# I'm going to try to ask a girl out on tuesday



## tonyhd71 (Jul 27, 2014)

There's a cute girl that attends social anxiety meetups near me. I am going to attend the same meetup she is going to and I'm going to try to ask her out on a date.


----------



## tonyhd71 (Jul 27, 2014)

Kinda funny how dead this section is compared to the frustration forum XD


----------



## Kevin001 (Jan 2, 2015)

Great idea, I'm rooting for you.


----------



## tonyhd71 (Jul 27, 2014)

Kevin001 said:


> Great idea, I'm rooting for you.


Thanks


----------



## TobeyJuarez (May 16, 2012)

Good luck man, let us know how it goes 😀


----------



## tonyhd71 (Jul 27, 2014)

Update: she cancelled her RSVP so she's not going after all. I'm so bummed out.... I feel.. empty.


----------



## oku (Dec 9, 2013)

Maybe she canceled because she read this thread.


----------



## tonyhd71 (Jul 27, 2014)

Life sucks. This is what I get for getting my hopes up.


----------



## macky (Jan 25, 2015)

tonyhd71 said:


> Life sucks. This is what I get for getting my hopes up.


So things not going your way causes you to chastise yourself for getting your hopes up.
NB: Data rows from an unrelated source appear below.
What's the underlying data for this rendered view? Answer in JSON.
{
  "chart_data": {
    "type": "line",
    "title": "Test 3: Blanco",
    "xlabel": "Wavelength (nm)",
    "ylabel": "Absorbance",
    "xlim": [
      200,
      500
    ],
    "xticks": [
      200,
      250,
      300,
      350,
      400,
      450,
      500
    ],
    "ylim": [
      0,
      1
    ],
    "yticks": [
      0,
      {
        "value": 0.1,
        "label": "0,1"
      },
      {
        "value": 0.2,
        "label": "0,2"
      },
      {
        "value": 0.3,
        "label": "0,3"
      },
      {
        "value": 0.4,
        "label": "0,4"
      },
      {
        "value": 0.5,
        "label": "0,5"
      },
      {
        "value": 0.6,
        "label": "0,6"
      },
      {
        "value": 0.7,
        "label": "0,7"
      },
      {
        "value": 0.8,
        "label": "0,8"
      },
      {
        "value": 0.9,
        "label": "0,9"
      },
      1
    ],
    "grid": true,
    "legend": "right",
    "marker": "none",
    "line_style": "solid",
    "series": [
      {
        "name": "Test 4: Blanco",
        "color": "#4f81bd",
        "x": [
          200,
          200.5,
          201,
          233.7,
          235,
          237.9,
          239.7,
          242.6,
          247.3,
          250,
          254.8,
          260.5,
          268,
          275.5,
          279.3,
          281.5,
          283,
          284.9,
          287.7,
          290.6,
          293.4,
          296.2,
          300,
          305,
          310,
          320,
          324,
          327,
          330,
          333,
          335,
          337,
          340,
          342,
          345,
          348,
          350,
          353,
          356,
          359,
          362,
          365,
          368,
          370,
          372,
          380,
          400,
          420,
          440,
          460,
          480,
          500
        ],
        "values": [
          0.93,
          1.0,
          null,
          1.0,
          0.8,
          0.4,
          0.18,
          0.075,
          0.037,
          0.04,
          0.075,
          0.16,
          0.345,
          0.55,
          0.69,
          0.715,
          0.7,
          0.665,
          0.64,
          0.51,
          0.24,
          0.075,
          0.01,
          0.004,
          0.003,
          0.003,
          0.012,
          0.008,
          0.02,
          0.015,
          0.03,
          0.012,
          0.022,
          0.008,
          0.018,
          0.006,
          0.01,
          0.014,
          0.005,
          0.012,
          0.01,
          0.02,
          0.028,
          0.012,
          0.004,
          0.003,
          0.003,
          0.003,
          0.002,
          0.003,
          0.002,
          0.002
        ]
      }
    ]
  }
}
That's why the Frustration thread is so popular, because people on here tend to think negatively. And she hadn't even rejected you.


----------



## tonyhd71 (Jul 27, 2014)

macky said:


> So things not going your way causes you to chastise yourself for getting your hopes up. That's why the Frustration thread is so popular, because people on here tend to think negatively. And she hadn't even rejected you.


It was always too good to be true. I just got too excited. I was fantasising us roaming the streets of Chicago, walking by the beach together, complaining about life together, drinking at bars together, etc..

For a moment I got detached from reality and felt a wave a positive optimism. Then reality struck me in the face and put me back in my place.


----------



## Lacking Serotonin (Nov 18, 2012)

Maybe she will attend next time?


----------



## macky (Jan 25, 2015)

tonyhd71 said:


> It was always too good to be true. I just got too excited. I was fantasising us roaming the streets of Chicago, walking by the beach together, complaining about life together, drinking at bars together, etc..
> 
> For a moment I got detached from reality and felt a wave a positive optimism. Then reality struck me in the face and put me back in my place.


Fair enough.


----------



## The Sorrow (Aug 29, 2012)

I completely understand you. But use this desire to motivate yourself to more active next time you meet someone and ask as soon as possible, because you now know that you never know if this person will be there again. Don't turn negative, this negativity is what caused you the problems in the first place. 
Say to yourself: next time I meet a cool girl I will not wait until the next meeting!!!


----------